Plato’s absolutes are ideals that you don’t dare define too particularly lest you become reduced by them until you no longer exist in them, they wholly exist in you.
So, if our Gossip CEO does reside somewhere in the midst of the internal and the external as to the origin of selfness within our observational senses, then I give this project a good chance of succeeding, but if the CEO is all-too-external-assuming, then Gossip will meat the heavy maw of moral authority in short order.
The reason I put him in this category is because of his quote, where he refers to the content outside the self as an augmentation to our reality, but not the full definer of it.

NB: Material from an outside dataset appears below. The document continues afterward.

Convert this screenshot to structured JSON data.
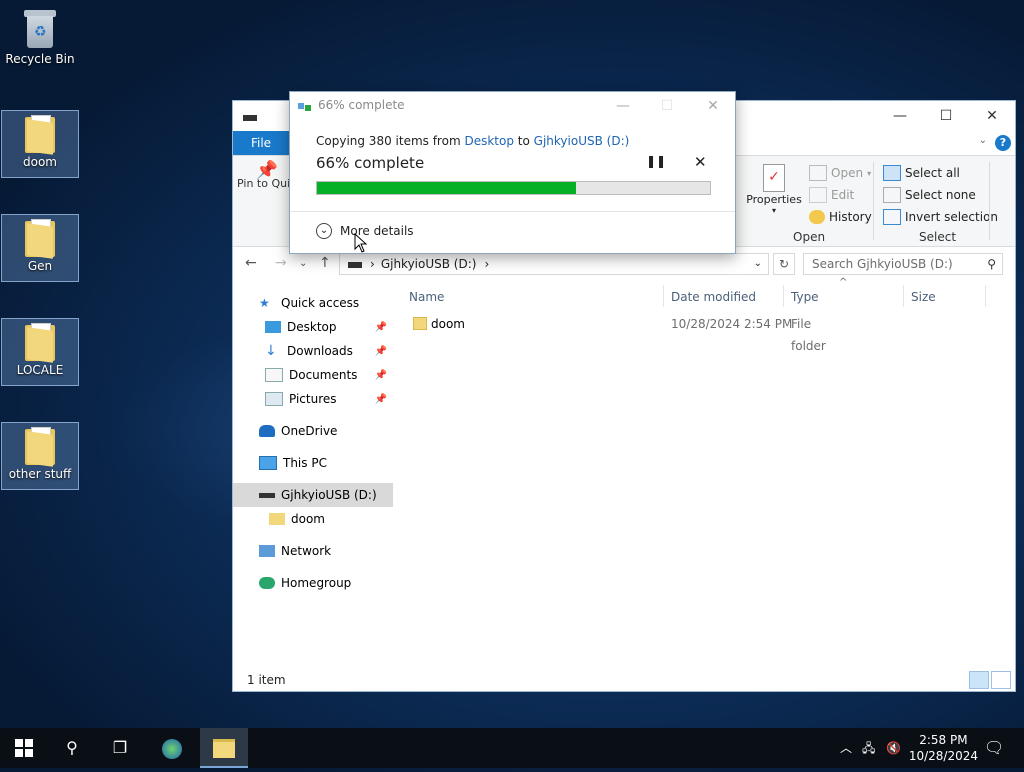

This does not mean, from one quote, you can deduce this man walks between internal and external, it only means he said nothing in this interview to suggest otherwise, and that quote perfectly sums up the position he seems to take.
This is very important for a small start-up with a CEO willing to put his narrative on their brand. The idea itself is snapchatty, but perhaps the longer life will attract people that will do what he seems to hope the app will do for people, create good ephemera that can help their bodies calibrate positively in the world around them. If your content is affirming, your day just might be affected by that pattern as well.
“The content we listen to augments our perception of reality”, said Gleb Braverman, Gossip Inc. CEO
From hackernoon.com
2021-08-05 15:53:19
Excerpt:
HackerNoon Reporter: Please tell us briefly about your background.
My background is in augmented reality. I’m passionate about products where users can share what they experience, and how they feel – this is something I was working on before I started Gossip, which is also augmented reality, just in a different way.
Most of the time the content we are listening to augments our perception of reality.
If we are listening to a funny story, we might leave a bigger tip to the waiter or grant an extra smile.